Skewed shards on index even with enough disk space in all physical nodes

viniciof · October 23, 2019, 10:55pm

Hi everyone,

I have an index (shown below) which is not evenly distributed accross my 10 data nodes cluster.

elastic2

Each node in the cluster has at least 1.1 TB free, only the one called arm-lc-004 has ~700GB free only but it's also quite enough.

Where should I look at to try to diagnose the root cause behind these skewed shards ?

DavidTurner · October 24, 2019, 7:07am

Can you share the output of GET _cat/shards? Use https://gist.github.com/ if it doesn't fit here.

viniciof · October 24, 2019, 3:14pm

Hi Dave,

Output is here

Appreciate any inputs,

Regards,
Vinicio

DavidTurner · October 24, 2019, 3:48pm

It looks like Elasticsearch is aware of the imbalance and is moving shards to address it. This rebalancing process takes time.

$ grep es-shards.txt -e RELOCATING
daas-arm-prod-users-2019-10                                            4  r RELOCATING 13259050   59.4gb 10.187.72.6  arm-lc-004_data -> 10.187.72.4 Be-sYmy7TJquJWCAmZ2aSA arm-lc-002_data
daas-arm-prod-users-2019-09                                            3  p RELOCATING 16503328   69.7gb 10.187.72.6  arm-lc-004_data -> 10.187.72.4 Be-sYmy7TJquJWCAmZ2aSA arm-lc-002_data

Some of your indices have far too many shards that are far too small. E.g. daas-arm-int-dataflow-2019-10 has 10 shards all smaller than 70MB. Indices like this should have one shard.
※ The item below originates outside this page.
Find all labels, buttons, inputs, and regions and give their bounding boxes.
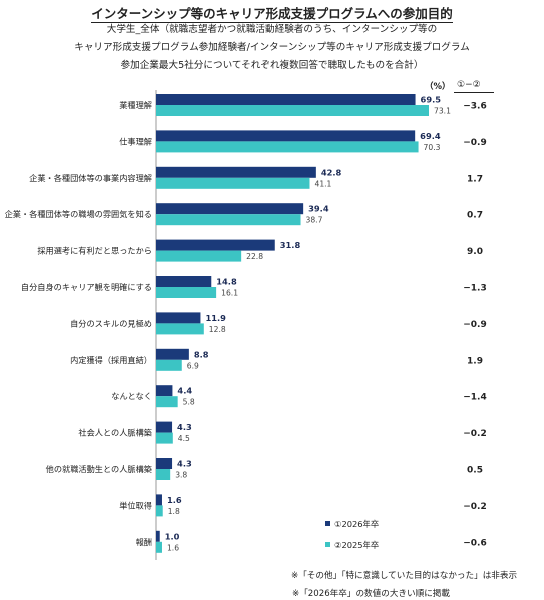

You have some excessively tiny daily indices too, e.g. kafka-metrics-* and jmx-*. These would be better as one-shard monthly indices.

Other shards look to be time-based but are surprisingly large. E.g. daas-arm-prod-users-2019-10 has 20 shards all in the region of 60GB. 60GB shards are fine, but why put 20 of them into one index? Would you be able to have fewer shards at once and use rollover to start a new index when the old one gets too big?

system · November 21, 2019, 3:48pm

This topic was automatically closed 28 days after the last reply. New replies are no longer allowed.